JT: My office is in Denver, my home in Illinois, and I am rarely at either. My work takes me to the fields and farms, where the cattle are raised. I might be inspecting a new rancher or advising someone on how to get into the Niman program, or inspecting new calves for genetic qualifications, or overseeing a testing of a rancher’s feed to assure they are following our guidelines. Basically I spend a lot of time in the field, literally.
BC: Sounds challenging. I want to know how or why a rancher would want to work with Niman.
JT: Well, first we pay a premium, and secondly I find farmers feel better about our approach.
BC: And how successful is Niman at producing a superior product?
JT: The beef industry right now produces only about 1.5 to 2 percent prime meat. At Niman Ranch, 35 to 40 percent of our beef is graded prime. So I think our product is proof that our systems work, and given we pay more, we think ranchers will continue to want to work with us. We currently have about 100 ranchers working with us, and we hope to have twice that on line within the next few years.
BC: How hard is it to be a rancher for Niman?
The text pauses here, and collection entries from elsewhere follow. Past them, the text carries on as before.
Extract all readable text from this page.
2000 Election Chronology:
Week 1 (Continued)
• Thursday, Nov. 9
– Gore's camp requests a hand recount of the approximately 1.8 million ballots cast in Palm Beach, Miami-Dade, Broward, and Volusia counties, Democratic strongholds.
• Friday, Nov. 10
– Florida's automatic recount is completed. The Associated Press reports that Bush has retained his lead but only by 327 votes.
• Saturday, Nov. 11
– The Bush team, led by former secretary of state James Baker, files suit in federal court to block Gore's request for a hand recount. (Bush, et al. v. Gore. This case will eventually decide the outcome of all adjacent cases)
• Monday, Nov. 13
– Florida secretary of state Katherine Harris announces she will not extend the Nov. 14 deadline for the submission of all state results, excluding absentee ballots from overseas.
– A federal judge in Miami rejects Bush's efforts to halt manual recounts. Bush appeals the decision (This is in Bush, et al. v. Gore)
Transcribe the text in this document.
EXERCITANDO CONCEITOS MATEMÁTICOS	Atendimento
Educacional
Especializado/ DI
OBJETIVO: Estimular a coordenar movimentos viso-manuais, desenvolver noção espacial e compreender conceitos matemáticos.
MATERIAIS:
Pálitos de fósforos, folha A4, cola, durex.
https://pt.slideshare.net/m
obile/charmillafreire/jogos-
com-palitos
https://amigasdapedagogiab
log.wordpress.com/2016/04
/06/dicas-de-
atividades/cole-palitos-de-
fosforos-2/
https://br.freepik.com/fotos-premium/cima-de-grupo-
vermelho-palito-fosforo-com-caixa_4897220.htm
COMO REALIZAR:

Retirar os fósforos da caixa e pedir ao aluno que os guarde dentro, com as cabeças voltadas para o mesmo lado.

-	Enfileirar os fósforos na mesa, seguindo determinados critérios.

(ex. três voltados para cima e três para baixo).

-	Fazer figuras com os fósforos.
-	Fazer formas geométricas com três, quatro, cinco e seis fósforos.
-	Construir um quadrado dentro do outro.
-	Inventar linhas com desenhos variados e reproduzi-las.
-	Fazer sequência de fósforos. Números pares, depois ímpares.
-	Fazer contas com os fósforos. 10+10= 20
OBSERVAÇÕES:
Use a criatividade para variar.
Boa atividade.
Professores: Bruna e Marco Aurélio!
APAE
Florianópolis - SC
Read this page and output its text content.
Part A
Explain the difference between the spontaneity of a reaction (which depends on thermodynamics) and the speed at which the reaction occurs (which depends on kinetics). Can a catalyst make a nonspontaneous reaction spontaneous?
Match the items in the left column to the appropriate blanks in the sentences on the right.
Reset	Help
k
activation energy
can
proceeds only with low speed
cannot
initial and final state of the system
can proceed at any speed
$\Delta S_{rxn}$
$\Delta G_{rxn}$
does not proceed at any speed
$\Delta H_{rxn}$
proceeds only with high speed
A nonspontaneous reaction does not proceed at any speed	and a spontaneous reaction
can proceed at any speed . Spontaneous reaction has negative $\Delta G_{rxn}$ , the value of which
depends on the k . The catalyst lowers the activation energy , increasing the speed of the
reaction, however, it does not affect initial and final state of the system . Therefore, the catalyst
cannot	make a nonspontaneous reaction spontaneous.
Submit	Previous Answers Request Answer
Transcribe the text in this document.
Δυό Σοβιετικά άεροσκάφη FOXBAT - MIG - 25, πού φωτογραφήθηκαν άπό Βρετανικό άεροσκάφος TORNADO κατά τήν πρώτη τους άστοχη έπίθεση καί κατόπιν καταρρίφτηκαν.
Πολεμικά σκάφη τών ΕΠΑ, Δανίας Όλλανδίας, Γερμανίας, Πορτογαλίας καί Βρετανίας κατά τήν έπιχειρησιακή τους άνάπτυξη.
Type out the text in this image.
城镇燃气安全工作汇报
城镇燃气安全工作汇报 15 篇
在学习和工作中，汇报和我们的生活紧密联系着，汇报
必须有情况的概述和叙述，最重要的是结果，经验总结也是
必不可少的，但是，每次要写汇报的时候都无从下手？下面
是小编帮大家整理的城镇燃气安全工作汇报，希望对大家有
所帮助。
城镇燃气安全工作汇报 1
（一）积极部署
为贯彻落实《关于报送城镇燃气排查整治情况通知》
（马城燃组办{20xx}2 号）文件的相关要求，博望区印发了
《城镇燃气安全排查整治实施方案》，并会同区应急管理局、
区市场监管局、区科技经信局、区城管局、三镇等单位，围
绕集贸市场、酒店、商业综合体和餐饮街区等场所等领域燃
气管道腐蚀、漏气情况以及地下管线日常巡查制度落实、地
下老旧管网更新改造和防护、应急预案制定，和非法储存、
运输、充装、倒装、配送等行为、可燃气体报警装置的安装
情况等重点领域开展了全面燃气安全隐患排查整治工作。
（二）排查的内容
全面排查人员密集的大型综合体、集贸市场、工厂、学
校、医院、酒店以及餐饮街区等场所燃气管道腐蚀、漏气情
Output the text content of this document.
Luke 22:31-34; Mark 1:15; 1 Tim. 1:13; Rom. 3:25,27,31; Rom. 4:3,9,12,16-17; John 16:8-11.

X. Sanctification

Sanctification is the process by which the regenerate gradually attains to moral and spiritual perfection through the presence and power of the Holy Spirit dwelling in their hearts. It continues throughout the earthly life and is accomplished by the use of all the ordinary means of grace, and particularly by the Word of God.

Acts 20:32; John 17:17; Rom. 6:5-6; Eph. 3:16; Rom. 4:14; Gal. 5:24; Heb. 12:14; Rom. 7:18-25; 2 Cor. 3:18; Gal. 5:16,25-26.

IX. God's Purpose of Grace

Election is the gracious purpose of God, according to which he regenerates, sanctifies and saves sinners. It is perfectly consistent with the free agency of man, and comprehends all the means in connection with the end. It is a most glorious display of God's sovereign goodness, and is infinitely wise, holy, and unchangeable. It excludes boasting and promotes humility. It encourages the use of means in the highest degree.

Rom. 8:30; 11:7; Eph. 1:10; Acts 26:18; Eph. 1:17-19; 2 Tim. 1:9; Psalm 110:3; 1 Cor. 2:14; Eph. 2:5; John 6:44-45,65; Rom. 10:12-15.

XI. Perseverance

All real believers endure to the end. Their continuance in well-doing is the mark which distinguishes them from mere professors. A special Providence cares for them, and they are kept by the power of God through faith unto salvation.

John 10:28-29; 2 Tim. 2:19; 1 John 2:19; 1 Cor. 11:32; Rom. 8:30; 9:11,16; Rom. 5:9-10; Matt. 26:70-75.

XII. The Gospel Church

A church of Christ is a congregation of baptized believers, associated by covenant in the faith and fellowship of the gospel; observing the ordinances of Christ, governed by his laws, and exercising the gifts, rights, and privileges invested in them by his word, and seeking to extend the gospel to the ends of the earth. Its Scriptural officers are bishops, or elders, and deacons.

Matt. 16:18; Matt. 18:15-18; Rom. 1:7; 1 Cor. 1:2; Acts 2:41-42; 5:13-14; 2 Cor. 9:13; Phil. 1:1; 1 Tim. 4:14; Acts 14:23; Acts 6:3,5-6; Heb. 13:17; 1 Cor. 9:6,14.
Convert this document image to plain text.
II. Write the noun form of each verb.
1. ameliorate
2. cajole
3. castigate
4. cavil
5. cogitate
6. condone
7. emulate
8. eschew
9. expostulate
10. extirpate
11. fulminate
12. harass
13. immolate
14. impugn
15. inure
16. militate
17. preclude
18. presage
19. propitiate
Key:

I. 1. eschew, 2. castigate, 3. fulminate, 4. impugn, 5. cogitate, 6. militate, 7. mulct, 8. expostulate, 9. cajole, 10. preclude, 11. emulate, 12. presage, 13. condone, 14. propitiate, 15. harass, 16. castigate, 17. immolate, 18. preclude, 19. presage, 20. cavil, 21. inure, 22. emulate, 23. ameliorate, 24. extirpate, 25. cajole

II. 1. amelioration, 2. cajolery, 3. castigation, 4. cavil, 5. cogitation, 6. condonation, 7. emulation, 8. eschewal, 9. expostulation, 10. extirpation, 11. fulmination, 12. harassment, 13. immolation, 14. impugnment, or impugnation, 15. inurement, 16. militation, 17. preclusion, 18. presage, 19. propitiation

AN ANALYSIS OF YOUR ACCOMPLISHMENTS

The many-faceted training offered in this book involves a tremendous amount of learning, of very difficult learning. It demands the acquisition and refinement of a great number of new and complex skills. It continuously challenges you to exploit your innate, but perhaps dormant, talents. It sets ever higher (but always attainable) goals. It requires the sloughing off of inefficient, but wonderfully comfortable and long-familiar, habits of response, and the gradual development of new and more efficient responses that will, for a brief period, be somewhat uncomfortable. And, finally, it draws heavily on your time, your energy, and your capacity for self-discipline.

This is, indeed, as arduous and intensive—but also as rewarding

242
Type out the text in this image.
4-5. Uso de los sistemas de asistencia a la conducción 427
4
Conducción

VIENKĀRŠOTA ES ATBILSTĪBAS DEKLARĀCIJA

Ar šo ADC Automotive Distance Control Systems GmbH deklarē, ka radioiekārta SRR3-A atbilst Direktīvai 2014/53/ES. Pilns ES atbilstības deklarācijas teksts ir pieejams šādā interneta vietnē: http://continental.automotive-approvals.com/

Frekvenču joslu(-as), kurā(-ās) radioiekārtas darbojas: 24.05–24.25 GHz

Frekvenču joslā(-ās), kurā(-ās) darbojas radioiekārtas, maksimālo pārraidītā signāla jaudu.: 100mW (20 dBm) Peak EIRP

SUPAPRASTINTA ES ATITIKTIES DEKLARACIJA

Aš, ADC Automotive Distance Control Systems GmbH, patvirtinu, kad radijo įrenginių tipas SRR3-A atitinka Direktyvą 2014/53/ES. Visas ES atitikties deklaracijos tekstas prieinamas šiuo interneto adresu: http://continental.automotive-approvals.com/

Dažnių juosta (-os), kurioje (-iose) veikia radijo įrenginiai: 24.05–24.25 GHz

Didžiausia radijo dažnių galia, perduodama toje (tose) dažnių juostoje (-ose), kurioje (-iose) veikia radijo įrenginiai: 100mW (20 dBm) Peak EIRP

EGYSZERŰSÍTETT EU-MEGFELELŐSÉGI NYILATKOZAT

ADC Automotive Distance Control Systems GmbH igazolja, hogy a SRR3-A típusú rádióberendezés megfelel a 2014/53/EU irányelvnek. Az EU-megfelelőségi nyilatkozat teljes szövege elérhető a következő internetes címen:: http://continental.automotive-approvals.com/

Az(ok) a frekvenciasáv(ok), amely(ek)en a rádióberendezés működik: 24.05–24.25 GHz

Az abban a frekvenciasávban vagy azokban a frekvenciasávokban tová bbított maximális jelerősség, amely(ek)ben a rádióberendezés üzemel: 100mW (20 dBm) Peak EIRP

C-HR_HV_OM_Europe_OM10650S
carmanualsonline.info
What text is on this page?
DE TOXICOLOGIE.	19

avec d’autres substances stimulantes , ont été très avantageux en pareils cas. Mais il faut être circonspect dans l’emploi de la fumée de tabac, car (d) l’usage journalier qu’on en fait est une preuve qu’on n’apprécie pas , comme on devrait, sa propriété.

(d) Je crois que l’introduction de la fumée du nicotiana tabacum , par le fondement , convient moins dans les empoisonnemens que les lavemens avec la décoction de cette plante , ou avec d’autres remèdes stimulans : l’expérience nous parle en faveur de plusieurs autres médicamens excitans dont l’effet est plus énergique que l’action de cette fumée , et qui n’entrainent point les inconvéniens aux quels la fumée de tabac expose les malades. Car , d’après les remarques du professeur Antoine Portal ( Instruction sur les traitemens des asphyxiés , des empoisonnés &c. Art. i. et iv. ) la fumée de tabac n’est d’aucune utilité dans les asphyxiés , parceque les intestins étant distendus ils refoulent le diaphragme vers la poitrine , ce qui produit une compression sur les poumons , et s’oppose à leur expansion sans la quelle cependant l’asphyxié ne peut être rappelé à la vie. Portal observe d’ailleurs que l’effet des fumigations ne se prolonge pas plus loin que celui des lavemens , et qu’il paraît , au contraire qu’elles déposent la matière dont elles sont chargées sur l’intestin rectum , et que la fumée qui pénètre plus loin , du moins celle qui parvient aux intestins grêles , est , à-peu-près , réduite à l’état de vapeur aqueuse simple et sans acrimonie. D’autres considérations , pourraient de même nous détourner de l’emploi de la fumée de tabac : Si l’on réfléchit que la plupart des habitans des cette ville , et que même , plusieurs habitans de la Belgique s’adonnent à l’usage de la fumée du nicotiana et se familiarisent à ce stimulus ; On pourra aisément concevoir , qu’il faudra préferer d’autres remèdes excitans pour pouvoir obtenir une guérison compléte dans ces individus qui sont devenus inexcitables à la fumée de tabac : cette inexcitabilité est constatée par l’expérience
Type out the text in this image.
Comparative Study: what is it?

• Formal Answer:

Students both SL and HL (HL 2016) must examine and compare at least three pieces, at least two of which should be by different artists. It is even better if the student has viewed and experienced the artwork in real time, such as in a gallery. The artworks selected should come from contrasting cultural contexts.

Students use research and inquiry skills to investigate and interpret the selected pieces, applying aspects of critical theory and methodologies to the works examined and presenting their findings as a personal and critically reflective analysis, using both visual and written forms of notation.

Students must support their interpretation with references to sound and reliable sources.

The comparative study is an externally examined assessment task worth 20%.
JT: It is more difficult to do things the Niman way. That is why we pay the ranchers an extra $150 to $200 per head. That makes the paperwork worthwhile. It takes cattle longer to finish our way. That is another cost that has to be added in. using antibiotics and hormones finishes the cattle much faster. The commodity philosophy is volume in and volume out, as quickly as possible. Niman Ranch’s philosophy is feeding each animal to reach its genetic potential. It is totally different. That is one of the reasons that we deal with family ranchers and farmers. They are willing to slow things down a little, to produce a better product. again, it is a whole different model.
BC: Now once the beef is raised, it is a whole other process of aging. That is where you come in George, right?
GT: Absolutely. We are that middle ground between the making and the dining. We source the best beef and then treat it accordingly, so that we can provide places like Gotham with an exceptional product. What I do is, like John, I look for the best-quality product out there and find a way to get it in your restaurant. All along the way it will cost more. so the product is going to be, from a relative perspective, expensive.
BC: Agreed.
GF: And that’s quite frankly where the industry has to go anyway. Everybody is pushing, and we are consuming way too much meat as a country. We have a problem with health—too much meat, but it’s the wrong kind of meat. And Niman has the right kind of meat.